Having been ball-and-chained to plenty a Wall Street trading desk in my day, the liberation associated by this great country’s freedom of speech has made me a very happy man. The love I have of seeing the conflicted and compromised walls of the Fiat Republic fall has no end.
 
Being Nemo in the fishbowl has its perks. I get fed a lot of emails. Most of the notes that people take the time to send me are very thoughtful and additive to my risk management process. Once in a while, I get sent something very special.
 
While the bullish brutes were running up the buy-and-hope score in July, an interesting player in this game made my day. He sent me a note that accused me of being married. He wrote, and I quote, that “you sound like a wife defending her husband."
 
Now, both on and off the ice, I have been called a lot of things in my day, but never a wife. If I could be someone’s wife, I would definitely be Laura’s.
 
Altogether, being wed to a view in this business can be as dangerous as being single minded. Being wed to a flexible, multi-factor, and multi-duration investment process is something I may forever wear as a badge of honor that some men in this business will love to hate. I’m cool with that though – I don’t foresee seeking the love of another man.
 
Let’s end this diatribe with what players in this game really feel. They hate being wrong. They love being right. For me, I have been happily wed to the bearish view since I put it on the tape on April 16th. Let’s get back to the positive messaging I am working hard on this week – winning and the love:
 
1.      Unemployment – yesterday’s jobless claims number was an absolute bomb. As my teammate Allison Kaptur summarized yesterday, initial jobless claims rose 12k last week to 500k, the highest level since November 2009. Consensus had called for a small decline.  Rolling claims rose 8k to 482.5k, also the highest level since last November.  We have been looking for the range of 375-400k as the maximum level for unemployment to fall meaningfully, but with claims moving the wrong direction, the spectre of rising unemployment looms.

 

2.      US Economic Growth – JP Morgan joined Goldman Sachs yesterday as the latest sell-side firm to cut their GDP estimates for the back half of 2011 closer to ours. As a reminder to all of those who are wedded to the bullish case that “earnings are good and US growth is good”, there is a very high likelihood that US GDP growth comes in at or below the Hedgeye estimate (established via my love letter dated July 1, 2010) of +1.7% for Q3.

 

3.      US Housing Double Dip – we fully realize that our current 2011 US GDP estimate of +1.7% doesn’t equate to what newsy pundits call a “double dip.” To be clear, we are calling for a significant sequential slowdown in US GDP growth over the course of the next 3-6 months and an acturial “double dip” in US Housing prices over the course of the next 6-12 months (our Q3 Macro Theme call for Housing Headwinds lays out the case for US Home Prices in the Case-Shiller series to drop -15-20% from the cycle-highs that are being established here in Q3).
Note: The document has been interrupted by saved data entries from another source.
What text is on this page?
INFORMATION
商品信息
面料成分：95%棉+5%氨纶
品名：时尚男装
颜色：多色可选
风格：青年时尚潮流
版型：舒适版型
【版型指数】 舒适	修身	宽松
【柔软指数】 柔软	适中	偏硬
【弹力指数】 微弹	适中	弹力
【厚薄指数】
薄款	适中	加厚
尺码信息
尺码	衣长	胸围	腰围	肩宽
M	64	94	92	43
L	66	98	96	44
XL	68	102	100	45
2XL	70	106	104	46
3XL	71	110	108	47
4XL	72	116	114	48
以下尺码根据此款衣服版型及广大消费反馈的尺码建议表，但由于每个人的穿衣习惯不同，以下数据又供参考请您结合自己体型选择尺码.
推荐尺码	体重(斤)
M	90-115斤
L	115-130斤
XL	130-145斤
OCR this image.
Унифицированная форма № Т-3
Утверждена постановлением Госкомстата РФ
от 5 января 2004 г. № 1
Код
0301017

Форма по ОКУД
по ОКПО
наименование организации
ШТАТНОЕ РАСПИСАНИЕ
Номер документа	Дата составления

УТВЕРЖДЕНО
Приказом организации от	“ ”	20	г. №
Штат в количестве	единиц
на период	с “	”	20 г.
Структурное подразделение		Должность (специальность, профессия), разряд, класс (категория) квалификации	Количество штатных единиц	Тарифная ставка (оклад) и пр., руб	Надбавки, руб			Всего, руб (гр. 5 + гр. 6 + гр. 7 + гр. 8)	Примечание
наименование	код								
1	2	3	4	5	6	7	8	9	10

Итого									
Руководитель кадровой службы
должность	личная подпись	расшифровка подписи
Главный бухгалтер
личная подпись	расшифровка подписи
Now what would my lover’s hour of watching the US futures trade lower again this morning be without giving my bullish friends both a line and a catalyst?

 

1.      The Line – the next line of immediate term TRADE support for the SP500 is 1058. Below that, the gravitational forces of chaos theory don’t signal any significant support for the SP500 until 1041. That line would register as a 3 standard-deviation move in our immediate term model and a very good spot to be covering shorts, buying some longs, and loving happy hour thereafter.

 

2.      The Catalyst – the next catalyst is starring us right in the eye on August 24th when the next bomb is dropped on the bulls barns via Twitter, Facebook, and email in the form of the US Existing Home Sales report.

 

As Oscar Wilde said, “the world has grown suspicious of anything that looks like a happily married life.” But the investment world as the Fiat Republic knows it is ending.

 

‘Tis Lover’s Hour in New Haven, CT. Stay transparent, my friends.